City Government 101: How are public improvements paid for?
(Editor’s note: This is the third of a four-part series on the function of city government.)
We have previously established that in Oklahoma, the most important stream of revenue for a municipality is sales tax. Of course, we all generally understand already how that works. So the common question is, “I pay my taxes, where are the benefits?” (If you do not pay your taxes, please stay tuned for my follow-up series, Tax Evasion 101.) The simple answer is, as always, “It’s complicated.”
For starters, a refresher: your income taxes go to the federal and state government and stay there. Your property taxes go to the county, school district, and CareerTech. Sales tax is tallied by retailers each month (according to a needlessly complex method) and sent to the state, who redistributes a designated portion back to the county and city. For every hundred dollars spent in Comanche, the state tax will be $4.50, Stephens County will add 70 cents, and the city will add another $4. You will pay the total tax of $9.20 or 9.2 percent.
Every year, the city adopts a budget based on how much was made and spent in previous years and how much they expect to make in the coming year. Transparency in this process is paramount. Municipalities are required to hold a public hearing before adopting the budget for the year. A high-level summary must be published in a local newspaper, but a full version delineating each revenue and expense category is sent to the state auditor’s office, and published on their website. If the city needs to amend the budget by more than a specific amount, the amendment process must be done publicly as well.
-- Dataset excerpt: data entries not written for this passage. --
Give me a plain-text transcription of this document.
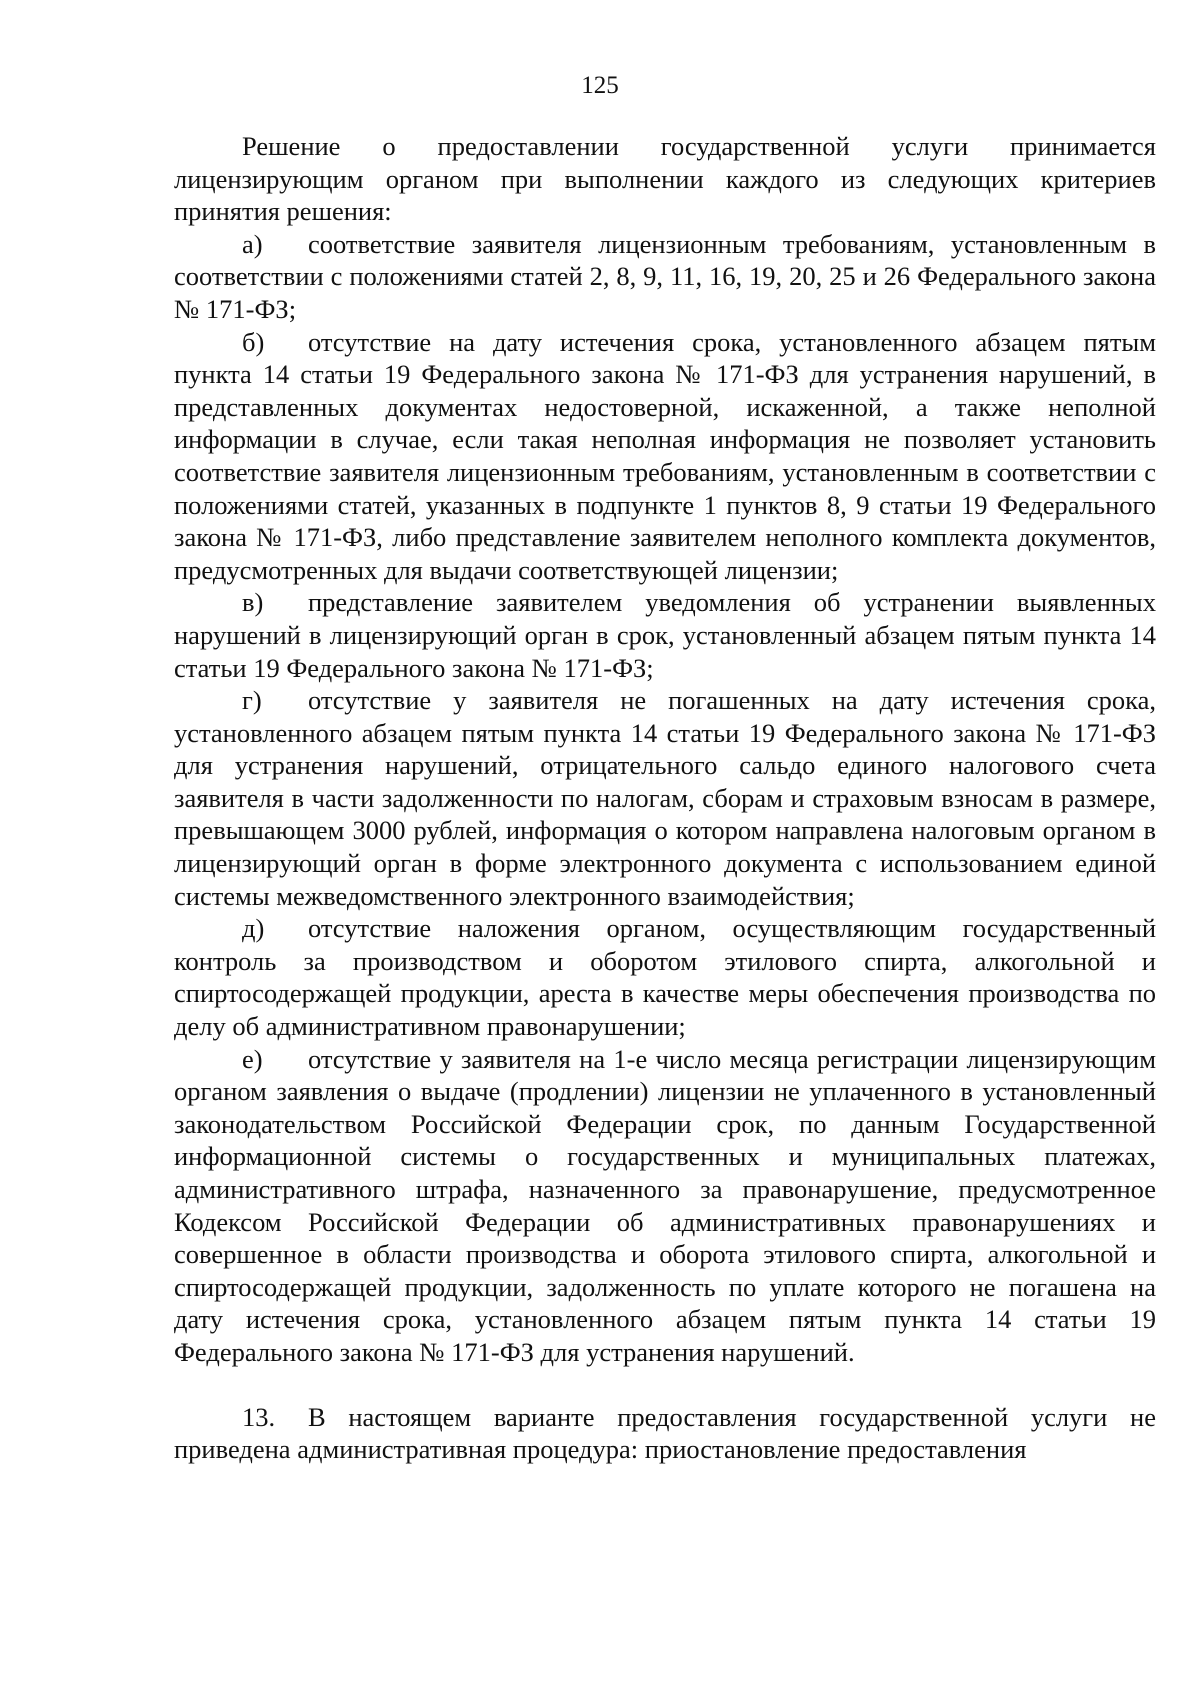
125

Решение о предоставлении государственной услуги принимается лицензирующим органом при выполнении каждого из следующих критериев принятия решения:

а) соответствие заявителя лицензионным требованиям, установленным в соответствии с положениями статей 2, 8, 9, 11, 16, 19, 20, 25 и 26 Федерального закона № 171-ФЗ;

б) отсутствие на дату истечения срока, установленного абзацем пятым пункта 14 статьи 19 Федерального закона № 171-ФЗ для устранения нарушений, в представленных документах недостоверной, искаженной, а также неполной информации в случае, если такая неполная информация не позволяет установить соответствие заявителя лицензионным требованиям, установленным в соответствии с положениями статей, указанных в подпункте 1 пунктов 8, 9 статьи 19 Федерального закона № 171-ФЗ, либо представление заявителем неполного комплекта документов, предусмотренных для выдачи соответствующей лицензии;

в) представление заявителем уведомления об устранении выявленных нарушений в лицензирующий орган в срок, установленный абзацем пятым пункта 14 статьи 19 Федерального закона № 171-ФЗ;

г) отсутствие у заявителя не погашенных на дату истечения срока, установленного абзацем пятым пункта 14 статьи 19 Федерального закона № 171-ФЗ для устранения нарушений, отрицательного сальдо единого налогового счета заявителя в части задолженности по налогам, сборам и страховым взносам в размере, превышающем 3000 рублей, информация о котором направлена налоговым органом в лицензирующий орган в форме электронного документа с использованием единой системы межведомственного электронного взаимодействия;

д) отсутствие наложения органом, осуществляющим государственный контроль за производством и оборотом этилового спирта, алкогольной и спиртосодержащей продукции, ареста в качестве меры обеспечения производства по делу об административном правонарушении;

е) отсутствие у заявителя на 1-е число месяца регистрации лицензирующим органом заявления о выдаче (продлении) лицензии не уплаченного в установленный законодательством Российской Федерации срок, по данным Государственной информационной системы о государственных и муниципальных платежах, административного штрафа, назначенного за правонарушение, предусмотренное Кодексом Российской Федерации об административных правонарушениях и совершенное в области производства и оборота этилового спирта, алкогольной и спиртосодержащей продукции, задолженность по уплате которого не погашена на дату истечения срока, установленного абзацем пятым пункта 14 статьи 19 Федерального закона № 171-ФЗ для устранения нарушений.

13. В настоящем варианте предоставления государственной услуги не приведена административная процедура: приостановление предоставления
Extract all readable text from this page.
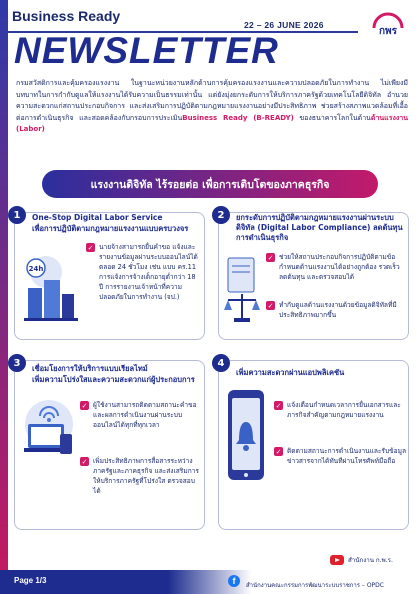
Business Ready
22 – 26 JUNE 2026
กพร
NEWSLETTER
กรมสวัสดิการและคุ้มครองแรงงาน ในฐานะหน่วยงานหลักด้านการคุ้มครองแรงงานและความปลอดภัยในการทำงาน ไม่เพียงมีบทบาทในการกำกับดูแลให้แรงงานได้รับความเป็นธรรมเท่านั้น แต่ยังมุ่งยกระดับการให้บริการภาครัฐด้วยเทคโนโลยีดิจิทัล อำนวยความสะดวกแก่สถานประกอบกิจการ และส่งเสริมการปฏิบัติตามกฎหมายแรงงานอย่างมีประสิทธิภาพ ช่วยสร้างสภาพแวดล้อมที่เอื้อต่อการดำเนินธุรกิจ และสอดคล้องกับกรอบการประเมินBusiness Ready (B-READY) ของธนาคารโลกในด้านด้านแรงงาน (Labor)
แรงงานดิจิทัล ไร้รอยต่อ เพื่อการเติบโตของภาคธุรกิจ
1	One-Stop Digital Labor Service
เพื่อการปฏิบัติตามกฎหมายแรงงานแบบครบวงจร
24h
✓ นายจ้างสามารถยื่นคำขอ แจ้งและรายงานข้อมูลผ่านระบบออนไลน์ได้ตลอด 24 ชั่วโมง เช่น แบบ คร.11 การแจ้งการจ้างเด็กอายุต่ำกว่า 18 ปี การรายงานเจ้าหน้าที่ความปลอดภัยในการทำงาน (จป.)
2	ยกระดับการปฏิบัติตามกฎหมายแรงงานผ่านระบบดิจิทัล (Digital Labor Compliance) ลดต้นทุนการดำเนินธุรกิจ
✓ ช่วยให้สถานประกอบกิจการปฏิบัติตามข้อกำหนดด้านแรงงานได้อย่างถูกต้อง รวดเร็ว ลดต้นทุน และตรวจสอบได้
✓ ทำกับดูแลด้านแรงงานด้วยข้อมูลดิจิทัลที่มีประสิทธิภาพมากขึ้น
3	เชื่อมโยงการให้บริการแบบเรียลไทม์
เพิ่มความโปร่งใสและความสะดวกแก่ผู้ประกอบการ
✓ ผู้ใช้งานสามารถติดตามสถานะคำขอและผลการดำเนินงานผ่านระบบออนไลน์ได้ทุกที่ทุกเวลา
✓ เพิ่มประสิทธิภาพการสื่อสารระหว่างภาครัฐและภาคธุรกิจ และส่งเสริมการให้บริการภาครัฐที่โปร่งใส ตรวจสอบได้
4
เพิ่มความสะดวกผ่านแอปพลิเคชัน
✓ แจ้งเตือนกำหนดเวลาการยื่นเอกสารและภารกิจสำคัญตามกฎหมายแรงงาน
✓ ติดตามสถานะการดำเนินงานและรับข้อมูลข่าวสารจากได้ทันทีผ่านโทรศัพท์มือถือ
สำนักงาน ก.พ.ร.
Page 1/3	f	สำนักงานคณะกรรมการพัฒนาระบบราชการ – OPDC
In order to change or add any tax, the city council must put it to popular vote. The wording of the ballot proposal will define how the revenue is used and the effective duration. Of the 4 percent sales tax, Comanche reserves 2 percent for “the general functions of the municipal government” and 1.5 percent for capital improvements or emergency services. The remaining 0.5 percent is a “temporary” tax issued to pay for the city’s use of Waurika Lake for water.
Most new taxes that are added are added for a limited time span (generally 25 years) and a specific use. For example, the Waurika Lake tax went into effect in 2011 and will “roll off” in 2036. However, as a sales tax approaches its expiration date, you can generally expect a public vote to renew the same tax, or replace it with a new tax at the same or similar rate. In other words, the city will try to keep the total tax rate the same or slightly higher, never lower.
To recap, taxes generate a very small pie, the city gets less than half of that pie, and they have to further subdivide their piece among numerous municipal functions. The past 12 months, Comanche averaged just over $59,000 a month in sales tax revenue. That’s enough for a whopping 300 feet of road, if they’re lucky. Nowhere has inflation been felt more acutely these past years than in construction, and no one gets worse rates than government entities who have no choice but to pay them.
If you remember, the other major revenue source for Comanche is utility payments, which are similarly spread out. So, how do cities pay the massive price tags on major public improvements? The same way as any broke person: begging the federal government for money or spending money they don’t have.
Comanche is known for having a lot of success with grants. Generally, the way grants work is as follows: first, the state or federal government decides they need to spend an arbitrary 8 to 10-digit number on a vague goal, say, “health”. They then hand it off to one of their agencies to figure out how to spend that money. The agency then designs a grant program for “health”, with about three pages of special requirements and benefits followed by 37 pages of boilerplate. But if you have someone who knows what they’re doing, they can apply for and win the grant to fund just about any project, as long as they can remotely tie it to “health”.
But generally, grants are going to be limited in award size and spread across a few dozen applicants. They are good for closing funding gaps or small improvements. A multi-million-dollar project, like a water treatment plant, will require a lot more cash up front. In these cases, the city can issue bonds or pursue loans. You will mostly see bonds in association with school districts, but municipalities may issue them as well. In order to do so, however, the city generally has to issue a new sales tax to pay them back in 25 years. The same goes for loans, which are usually also provided by higher government agencies; the city has to have some dedicated revenue stream on the books to guarantee repayment over the duration of the loan.
Issuing taxes is a double-edged sword, and not just because people grumble about them. Once it is passed, any revenue is untouchable except for the purposes specified. In instances where a tax is issued primarily for one specific project, the ballot language will usually include a more general use for leftover revenue—to return to the Waurika Lake example, the wording on the books allows anything extra to be spent on capital improvements related to the water system. But if the tax expires and the city does not use all of it, they have to find a new use for whatever is left that aligns with the original proposal. Earmarked funds can sit unused for years if no creative use is found. Alternatively, it’s a protected pot of money that can fund a specific use case for years down the road.
Because of the shifting economy, many cities are faced with an aging infrastructure that they simply do not have the money to maintain themselves, or did not at one point and now are playing catch-up. With few options and only able to take so much from their own residents, they are forced to game the incredibly contrived system that only works if it is gamed. And a city that finds themselves without the ability to play will find themselves on the sidelines.
(Matt Brooks has a B.A. in public policy from USAO. He is a research analyst for a non-profit and a website designer.)